使用多处理的flle处理-python
我是Python初学者,尝试添加几行代码将json转换为csv并返回json。有数千个文件(大小300 MB)要转换和处理。使用当前程序(使用1个CPU),我无法使用服务器的16个CPU,需要建议对程序进行微调以进行多处理。下面是我的python 3.7版本代码使用多处理的flle处理-python,python,Python,我是Python初学者,尝试添加几行代码将json转换为csv并返回json。有数千个文件(大小300 MB)要转换和处理。使用当前程序(使用1个CPU),我无法使用服务器的16个CPU,需要建议对程序进行微调以进行多处理。下面是我的python 3.7版本代码 import json import csv import os os.chdir('/stagingData/Scripts/test') for JsonFile in os.listdir(os.getcwd()):
import json
import csv
import os
os.chdir('/stagingData/Scripts/test')
for JsonFile in os.listdir(os.getcwd()):
PartialFileName = JsonFile.split('.')[0]
j = 1
with open(PartialFileName +".csv", 'w', newline='') as Output_File:
with open(JsonFile) as fileHandle:
i = 1
for Line in fileHandle:
try:
data = json.loads(Line, parse_float=str)
except:
print("Can't load line {}".format(i))
if i == 1:
header = data.keys()
output = csv.writer(Output_File)
output.writerow(header) #Writes header row
i += 1
output.writerow(data.values()) #writes values row
j += 1
感谢对多处理逻辑的建议因为您有许多文件,文档中最简单的多处理示例应该适合您
您也可以尝试将
listdir
替换为,这样在开始之前就不必返回所有目录项。如果您有一个大文件要更有效地处理,我建议如下:
import csv
import json
from pathlib import Path
from concurrent.futures import ProcessPoolExecutor
source_big_file = Path('/path/to/file')
def chunk_file_by_line(source_filepath: Path, chunk_size: int = 10_000):
chunk_line_size = 10_000
intermediate_file_handlers = {}
last_chunk_filepath = None
with source_big_file.open('r', encoding='utf8') as big:
for line_number, line in big:
group = line_number - (line_number % chunk_line_size)

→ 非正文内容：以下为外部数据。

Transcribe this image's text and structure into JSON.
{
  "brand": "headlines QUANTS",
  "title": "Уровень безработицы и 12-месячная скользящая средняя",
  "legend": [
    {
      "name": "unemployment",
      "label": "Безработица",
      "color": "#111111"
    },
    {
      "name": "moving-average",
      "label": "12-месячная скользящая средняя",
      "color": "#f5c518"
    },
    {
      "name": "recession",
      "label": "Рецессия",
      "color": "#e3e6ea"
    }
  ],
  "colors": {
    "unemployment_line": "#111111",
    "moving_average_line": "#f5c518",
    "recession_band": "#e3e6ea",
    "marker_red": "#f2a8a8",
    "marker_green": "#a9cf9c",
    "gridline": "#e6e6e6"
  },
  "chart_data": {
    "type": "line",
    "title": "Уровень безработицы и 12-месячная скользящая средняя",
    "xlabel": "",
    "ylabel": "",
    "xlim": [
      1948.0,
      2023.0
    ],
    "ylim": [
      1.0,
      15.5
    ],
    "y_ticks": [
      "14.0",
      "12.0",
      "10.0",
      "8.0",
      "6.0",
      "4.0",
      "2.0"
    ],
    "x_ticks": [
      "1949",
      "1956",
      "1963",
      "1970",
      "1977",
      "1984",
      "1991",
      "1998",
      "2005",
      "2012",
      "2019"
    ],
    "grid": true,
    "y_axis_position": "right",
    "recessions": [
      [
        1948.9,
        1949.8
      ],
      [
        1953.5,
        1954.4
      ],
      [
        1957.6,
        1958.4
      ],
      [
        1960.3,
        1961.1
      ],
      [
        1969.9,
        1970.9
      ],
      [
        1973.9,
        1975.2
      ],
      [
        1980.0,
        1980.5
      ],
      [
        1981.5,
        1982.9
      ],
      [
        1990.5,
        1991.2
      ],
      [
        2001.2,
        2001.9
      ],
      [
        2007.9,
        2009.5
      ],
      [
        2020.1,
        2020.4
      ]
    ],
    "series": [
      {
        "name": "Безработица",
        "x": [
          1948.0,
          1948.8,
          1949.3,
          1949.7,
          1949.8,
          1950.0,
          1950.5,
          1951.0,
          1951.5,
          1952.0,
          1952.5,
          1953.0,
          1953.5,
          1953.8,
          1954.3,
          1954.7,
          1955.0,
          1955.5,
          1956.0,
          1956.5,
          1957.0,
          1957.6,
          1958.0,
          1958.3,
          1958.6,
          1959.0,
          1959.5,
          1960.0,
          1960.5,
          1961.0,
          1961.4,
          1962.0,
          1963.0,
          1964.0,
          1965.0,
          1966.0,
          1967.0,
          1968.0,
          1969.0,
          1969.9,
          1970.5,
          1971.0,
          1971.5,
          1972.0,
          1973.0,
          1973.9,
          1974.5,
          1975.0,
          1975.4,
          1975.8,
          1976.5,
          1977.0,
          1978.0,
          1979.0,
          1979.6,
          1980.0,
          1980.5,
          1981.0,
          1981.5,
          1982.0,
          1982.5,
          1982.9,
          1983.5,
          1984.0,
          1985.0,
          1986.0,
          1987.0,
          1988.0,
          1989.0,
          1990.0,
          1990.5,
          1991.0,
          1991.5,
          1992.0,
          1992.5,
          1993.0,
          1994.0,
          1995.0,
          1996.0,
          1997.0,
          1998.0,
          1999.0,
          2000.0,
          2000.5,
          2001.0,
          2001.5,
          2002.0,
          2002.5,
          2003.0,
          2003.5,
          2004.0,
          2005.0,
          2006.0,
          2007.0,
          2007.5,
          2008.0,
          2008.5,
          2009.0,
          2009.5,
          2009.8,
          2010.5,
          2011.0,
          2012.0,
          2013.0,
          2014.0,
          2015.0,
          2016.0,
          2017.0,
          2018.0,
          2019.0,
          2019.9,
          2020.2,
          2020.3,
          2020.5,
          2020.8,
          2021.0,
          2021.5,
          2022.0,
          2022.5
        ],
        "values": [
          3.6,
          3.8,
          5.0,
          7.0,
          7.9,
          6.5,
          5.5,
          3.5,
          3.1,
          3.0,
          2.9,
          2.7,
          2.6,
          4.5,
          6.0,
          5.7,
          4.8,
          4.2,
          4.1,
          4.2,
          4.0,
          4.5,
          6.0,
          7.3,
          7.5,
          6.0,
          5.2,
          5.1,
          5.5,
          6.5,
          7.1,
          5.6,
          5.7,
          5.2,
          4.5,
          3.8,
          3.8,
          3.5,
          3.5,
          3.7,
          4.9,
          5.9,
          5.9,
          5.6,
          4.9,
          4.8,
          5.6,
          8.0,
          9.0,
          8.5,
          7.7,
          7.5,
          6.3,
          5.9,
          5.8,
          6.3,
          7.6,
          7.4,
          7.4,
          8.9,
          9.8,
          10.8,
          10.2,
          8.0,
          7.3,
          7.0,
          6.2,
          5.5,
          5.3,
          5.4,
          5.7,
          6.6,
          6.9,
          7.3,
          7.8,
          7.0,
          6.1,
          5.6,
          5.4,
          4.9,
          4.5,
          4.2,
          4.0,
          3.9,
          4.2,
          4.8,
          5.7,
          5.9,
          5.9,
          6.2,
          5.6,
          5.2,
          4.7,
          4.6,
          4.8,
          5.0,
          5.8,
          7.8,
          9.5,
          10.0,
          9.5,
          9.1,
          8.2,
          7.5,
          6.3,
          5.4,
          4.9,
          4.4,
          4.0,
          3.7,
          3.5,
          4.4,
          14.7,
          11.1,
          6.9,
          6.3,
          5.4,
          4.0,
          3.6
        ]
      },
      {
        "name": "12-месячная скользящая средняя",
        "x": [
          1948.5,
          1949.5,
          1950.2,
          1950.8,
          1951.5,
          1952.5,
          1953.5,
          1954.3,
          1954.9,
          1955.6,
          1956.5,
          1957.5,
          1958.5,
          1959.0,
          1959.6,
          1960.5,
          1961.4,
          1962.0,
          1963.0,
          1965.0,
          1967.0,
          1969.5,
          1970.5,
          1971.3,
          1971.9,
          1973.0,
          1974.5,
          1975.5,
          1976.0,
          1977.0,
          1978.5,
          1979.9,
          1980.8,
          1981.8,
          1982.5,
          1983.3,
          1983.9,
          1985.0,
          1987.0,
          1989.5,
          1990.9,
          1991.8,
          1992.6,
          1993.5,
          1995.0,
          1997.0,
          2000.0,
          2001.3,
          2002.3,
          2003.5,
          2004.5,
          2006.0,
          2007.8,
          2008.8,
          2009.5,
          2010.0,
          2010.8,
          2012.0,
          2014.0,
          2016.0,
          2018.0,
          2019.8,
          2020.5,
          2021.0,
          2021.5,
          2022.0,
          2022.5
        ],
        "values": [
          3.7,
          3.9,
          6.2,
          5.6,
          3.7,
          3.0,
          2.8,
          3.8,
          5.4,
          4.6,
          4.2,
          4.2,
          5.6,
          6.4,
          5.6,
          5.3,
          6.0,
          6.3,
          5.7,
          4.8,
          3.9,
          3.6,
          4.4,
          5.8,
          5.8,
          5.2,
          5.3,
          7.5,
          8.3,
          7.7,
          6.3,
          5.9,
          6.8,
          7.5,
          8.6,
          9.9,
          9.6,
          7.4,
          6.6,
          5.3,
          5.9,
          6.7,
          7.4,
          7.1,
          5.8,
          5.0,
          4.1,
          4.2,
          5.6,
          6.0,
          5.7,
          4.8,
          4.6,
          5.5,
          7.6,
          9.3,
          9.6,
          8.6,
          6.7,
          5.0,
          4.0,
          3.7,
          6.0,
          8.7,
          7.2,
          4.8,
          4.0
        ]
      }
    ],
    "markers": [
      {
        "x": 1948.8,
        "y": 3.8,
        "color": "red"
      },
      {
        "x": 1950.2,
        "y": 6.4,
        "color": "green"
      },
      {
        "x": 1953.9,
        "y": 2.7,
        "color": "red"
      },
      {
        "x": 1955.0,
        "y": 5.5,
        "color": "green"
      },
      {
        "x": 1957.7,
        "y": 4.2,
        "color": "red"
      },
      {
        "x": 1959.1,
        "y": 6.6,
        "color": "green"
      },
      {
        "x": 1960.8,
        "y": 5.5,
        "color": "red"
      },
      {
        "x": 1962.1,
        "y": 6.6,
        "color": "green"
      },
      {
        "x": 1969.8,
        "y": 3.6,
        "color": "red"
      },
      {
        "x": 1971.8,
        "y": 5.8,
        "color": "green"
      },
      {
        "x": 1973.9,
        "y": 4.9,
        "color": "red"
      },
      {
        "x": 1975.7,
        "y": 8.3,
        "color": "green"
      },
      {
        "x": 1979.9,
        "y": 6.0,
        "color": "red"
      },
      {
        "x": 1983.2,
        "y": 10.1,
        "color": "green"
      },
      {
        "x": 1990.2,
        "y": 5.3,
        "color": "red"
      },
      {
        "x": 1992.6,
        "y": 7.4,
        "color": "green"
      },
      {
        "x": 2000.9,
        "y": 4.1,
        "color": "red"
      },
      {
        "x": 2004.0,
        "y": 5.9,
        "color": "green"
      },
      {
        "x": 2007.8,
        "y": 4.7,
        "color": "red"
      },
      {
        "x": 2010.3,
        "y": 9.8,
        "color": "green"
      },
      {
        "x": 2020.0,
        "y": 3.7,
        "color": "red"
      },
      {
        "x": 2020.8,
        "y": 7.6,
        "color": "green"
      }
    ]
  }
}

chunk_filename = f'{source_big_file.stem}.g{group}{source_big_file.suffix}'
chunk_filepath = source_big_file.parent / chunk_filename
if chunk_filepath not in intermediate_file_handlers:
file_handler = chuck_filepath.open('w', encoding='utf8')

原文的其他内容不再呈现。